五皇子一边说着,一边不动声色地靠近梓桃,似是在仔细观察木雕的模样。
梓桃身上的味道很好闻,他总会想不由自主地靠近对方。
真是怪了,哪怕是翰林院最好的墨香,也从未令他如此着迷过。
两人贴得很近,五皇子微微低头,几乎能看见梓桃光洁耳垂上的细小绒毛。
此刻,那个小巧圆润的耳垂正在以肉眼可见的速度变红发烫。
感到发顶温热的呼吸,梓桃头皮一紧,加快了手下的动作。
“多谢殿下夸奖。”
梓桃感觉无比心累,这几日五皇子总是以修木雕的借口来她的厢房中闲坐。
最开始两人保持着些许距离,一切正常,后来那距离便开始不知不觉的一点点拉近。
偶尔还总会发生一些意外,或是五皇子不小心拂过她的头发,或是她不小心碰到五皇子的手。
梓桃总觉得五皇子是故意的,但又没有证据。
后面的身躯贴得很近,给她一种被人拥抱着的错觉,全身都忍不住紧绷起来。
但想起连那么过分的画面都看过了,好像也没什么不能忍受的……
“你父亲去了以后,家中可还有什么亲友?”
“我爹是家中独子,我是他的独女,祖辈都已不在了,其他远亲十多年间也不曾往来过。”
两人有一搭没一搭地闲聊着,五皇子盯着她的耳垂看了一会儿,视线忍不住下滑到梓桃的腰。
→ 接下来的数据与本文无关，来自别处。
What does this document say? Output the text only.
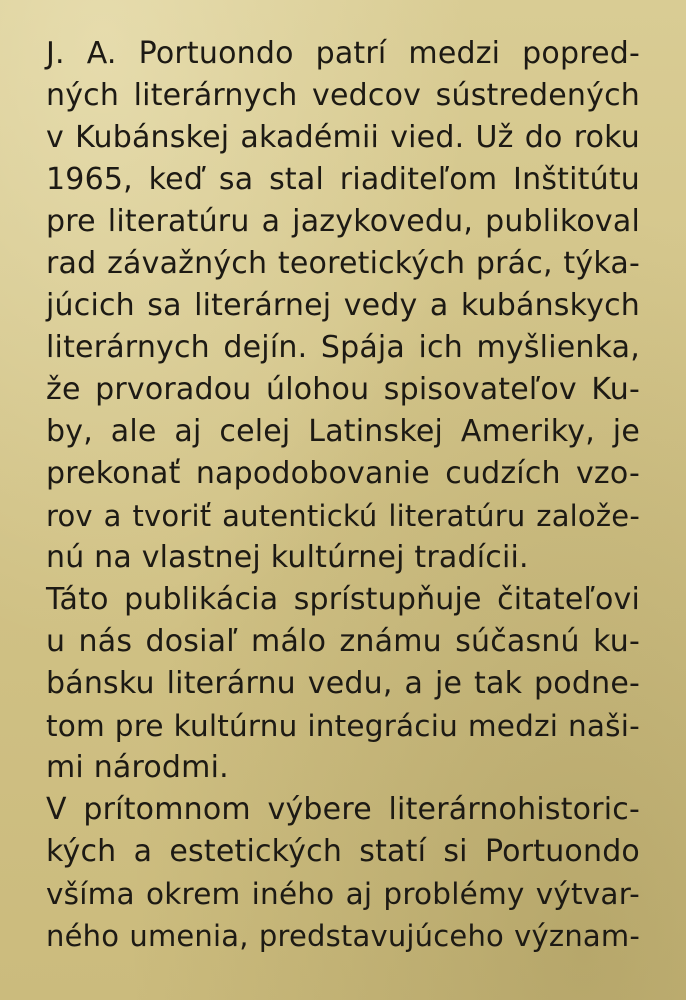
J. A. Portuondo patrí medzi popred-
ných literárnych vedcov sústredených
v Kubánskej akadémii vied. Už do roku
1965, keď sa stal riaditeľom Inštitútu
pre literatúru a jazykovedu, publikoval
rad závažných teoretických prác, týka-
júcich sa literárnej vedy a kubánskych
literárnych dejín. Spája ich myšlienka,
že prvoradou úlohou spisovateľov Ku-
by, ale aj celej Latinskej Ameriky, je
prekonať napodobovanie cudzích vzo-
rov a tvoriť autentickú literatúru založe-
nú na vlastnej kultúrnej tradícii.
Táto publikácia sprístupňuje čitateľovi
u nás dosiaľ málo známu súčasnú ku-
bánsku literárnu vedu, a je tak podne-
tom pre kultúrnu integráciu medzi naši-
mi národmi.
V prítomnom výbere literárnohistoric-
kých a estetických statí si Portuondo
všíma okrem iného aj problémy výtvar-
ného umenia, predstavujúceho význam-
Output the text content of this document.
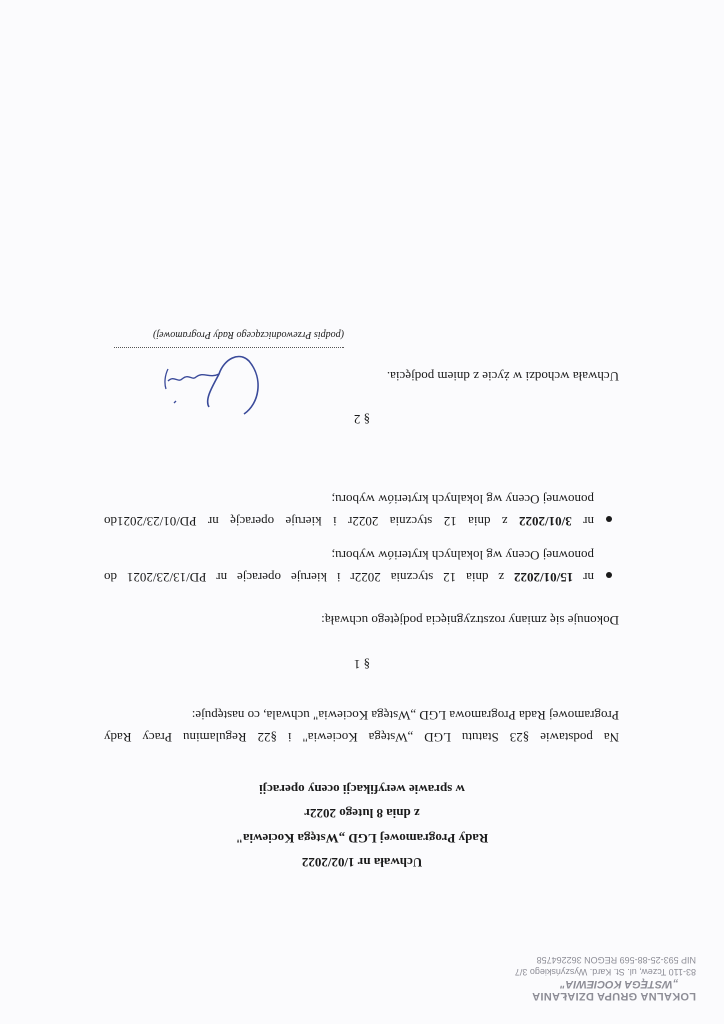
LOKALNA GRUPA DZIAŁANIA
„WSTĘGA KOCIEWIA"
83-110 Tczew, ul. St. Kard. Wyszyńskiego 3/7
NIP 593-25-88-569 REGON 362264758
Uchwała nr 1/02/2022
Rady Programowej LGD „Wstęga Kociewia"
z dnia 8 lutego 2022r
w sprawie weryfikacji oceny operacji
Na podstawie §23 Statutu LGD „Wstęga Kociewia" i §22 Regulaminu Pracy Rady
Programowej Rada Programowa LGD „Wstęga Kociewia" uchwala, co następuje:
§ 1
Dokonuje się zmiany rozstrzygnięcia podjętego uchwałą:
nr 15/01/2022 z dnia 12 stycznia 2022r i kieruje operacje nr PD/13/23/2021 do
ponownej Oceny wg lokalnych kryteriów wyboru;
nr 3/01/2022 z dnia 12 stycznia 2022r i kieruje operację nr PD/01/23/2021do
ponownej Oceny wg lokalnych kryteriów wyboru;
§ 2
Uchwała wchodzi w życie z dniem podjęcia.
(podpis Przewodniczącego Rady Programowej)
这几日他尝试着一点点亲近梓桃,发觉无论是靠近还是轻微的肢体碰触,自己都能适应良好,不会有任何抵触反感。
他很想试一试,自己在没有药物影响且头脑清醒的情况下,是否还能忍受搂抱对方。
但只是想想,还不敢轻举妄动。
五皇子正思索着,耳边响起梓桃的声音。